“Saya pikir bukanlah hal yang kebetulan saja menghebatnya gerakan-gerakan Samin di tahun 1917, bersamaan waktunya dengan munculnya ide-ide sosialis Sarekat Islam Semarang,” tulis Gie.
“Gerakan komunis bahkan mereka terjemahkan ke gerakan Saminis. Sarekat Islam Semarang merupakan gerakan dari sekelompok manusia yang tak mungkin melepaskan dirinya dari zaman lampaunya. Alam yang mendahuluinya, alam tradisional,” ungkap Gie.
Persoalan agraria yang terjadi pada 1917-an memengaruhi pergerakan Sarekat Islam Semarang dan menjadikan organisasi tersebut lebih revolusioner. Mereka melihat adanya penindasan terhadap para petani di desa-desa.
Bagi Sarekat Islam Semarang kenyataan itu menjadi alasan bagi mereka untuk mengungkapkan ketidakpuasan dan ketidapercayaan kepada pemerintah.
Hal lain yang membuat Sarekat Islam Semarang begitu revolusioner adalah kenyataan bahwa saat itu angka kematian di Semarang cukup tinggi karena wabah pes.
Sarekat Islam memprotes pemerintah Kota Praja Semarang yang bertindak tidak bijaksana dan memperlakukan masyarakat secara sewenang-wenang.
“Bagi kalangan rakyat jelata yang buta huruf dan miskin, situasi 1917 di Semarang itu membuat keadaan masak untuk gerakan-gerakan radikal revolusioner dari Semaoen dan kawan-kawanya,” ujar Gie.
Keadaan buruk yang terjadi pada 1917 sampai 1918 tidak disangkal oleh kelompok pergerakan di Indonesia maupun Belanda.
Seorang komunis Belanda sekaligus Ketua Indische Social Democratische Vereniging (ISDV), Henk Sneevliet, melihat realitas itu dengan konsep marxisme.
Cara pandangnya itu memengaruhi sekelompok anak muda di Sarekat Islam Semarang saat itu seperti Semaoen maupun Darsono.
Bahkan anak muda di Sarekat Islam yang berada di kota lain juga terpengaruh, seperti Alimin dan Muso yang berada di Jakarta maupun H Misbach yang ada di Solo.
“Dari Sneeliet-lah mereka belajar menggunakan analisis Marxistis untuk memahami realita sosial yang dialami. Mereka berpendapat, sebab dari kesengsaraan rakyat Indonesia adalah struktur kemasyarakatan yang ada, yaitu struktur masyarakat tanah jajahan yang diperas kaum kapitalis,” tulis Gie.
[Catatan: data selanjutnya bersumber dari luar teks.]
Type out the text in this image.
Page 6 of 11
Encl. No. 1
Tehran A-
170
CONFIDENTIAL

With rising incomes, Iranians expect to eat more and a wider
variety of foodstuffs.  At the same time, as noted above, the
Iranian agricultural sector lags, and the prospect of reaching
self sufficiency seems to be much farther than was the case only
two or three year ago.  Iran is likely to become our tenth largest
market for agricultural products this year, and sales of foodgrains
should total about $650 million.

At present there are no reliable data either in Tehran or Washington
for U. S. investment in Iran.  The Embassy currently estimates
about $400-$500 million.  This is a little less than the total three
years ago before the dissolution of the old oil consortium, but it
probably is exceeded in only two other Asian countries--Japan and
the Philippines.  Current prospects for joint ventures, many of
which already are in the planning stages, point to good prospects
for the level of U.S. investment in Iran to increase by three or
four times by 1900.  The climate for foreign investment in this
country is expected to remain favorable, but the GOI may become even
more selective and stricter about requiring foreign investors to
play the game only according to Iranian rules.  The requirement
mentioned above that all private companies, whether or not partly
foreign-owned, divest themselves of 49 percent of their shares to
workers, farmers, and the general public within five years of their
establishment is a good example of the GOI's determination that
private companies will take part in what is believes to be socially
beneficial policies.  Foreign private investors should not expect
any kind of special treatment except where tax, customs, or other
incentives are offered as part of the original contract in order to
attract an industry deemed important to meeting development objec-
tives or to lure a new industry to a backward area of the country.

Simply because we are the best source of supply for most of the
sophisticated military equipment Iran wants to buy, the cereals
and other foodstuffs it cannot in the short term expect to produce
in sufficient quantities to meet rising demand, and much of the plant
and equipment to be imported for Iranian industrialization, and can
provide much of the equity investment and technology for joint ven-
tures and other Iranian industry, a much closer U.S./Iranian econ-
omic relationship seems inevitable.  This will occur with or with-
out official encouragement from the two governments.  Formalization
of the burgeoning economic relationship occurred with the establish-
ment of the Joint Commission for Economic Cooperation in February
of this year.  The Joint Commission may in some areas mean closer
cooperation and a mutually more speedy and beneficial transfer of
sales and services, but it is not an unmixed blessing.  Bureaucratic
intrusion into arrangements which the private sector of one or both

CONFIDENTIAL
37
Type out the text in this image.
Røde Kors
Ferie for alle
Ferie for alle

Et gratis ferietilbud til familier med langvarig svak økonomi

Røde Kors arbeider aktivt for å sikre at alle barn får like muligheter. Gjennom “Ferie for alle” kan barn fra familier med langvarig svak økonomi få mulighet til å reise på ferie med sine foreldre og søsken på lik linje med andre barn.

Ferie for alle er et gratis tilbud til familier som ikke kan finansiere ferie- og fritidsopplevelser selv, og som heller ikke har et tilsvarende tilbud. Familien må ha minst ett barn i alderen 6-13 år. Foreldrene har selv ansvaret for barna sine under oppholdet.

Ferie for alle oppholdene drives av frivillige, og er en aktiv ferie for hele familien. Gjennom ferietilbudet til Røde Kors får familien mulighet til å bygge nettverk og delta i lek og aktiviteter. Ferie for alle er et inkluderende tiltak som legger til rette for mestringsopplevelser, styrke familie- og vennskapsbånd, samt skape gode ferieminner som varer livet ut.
Baca juga: Sneevliet, Pembisik Semaoen Ketua PKI Pertama Saat Menghimpun Massa di Semarang
Pada Kongres kedua Central Sarekat Islam (CSI) yang diikuti utusan Sarekat Islam di seluruh Indonesia, Semaoen dan kawan-kawannya pun memengaruhi dan menyebarkan ideologi marxisme untuk memperbaiki sistem sosial.
Sebagian ada yang sepakat dengan konsep marxisme yang ditawarkan Semaoen, namun sebagian lagi menolaknya. Salah satu tokoh yang keras menolak ide Semaoen itu adalah Abdoel Moeis.
Setelah kongres itu selesai, Sarekat Islam Semarang pun mulai mengadakan serangkaian aksi untuk memperjuangkan cita-citanya.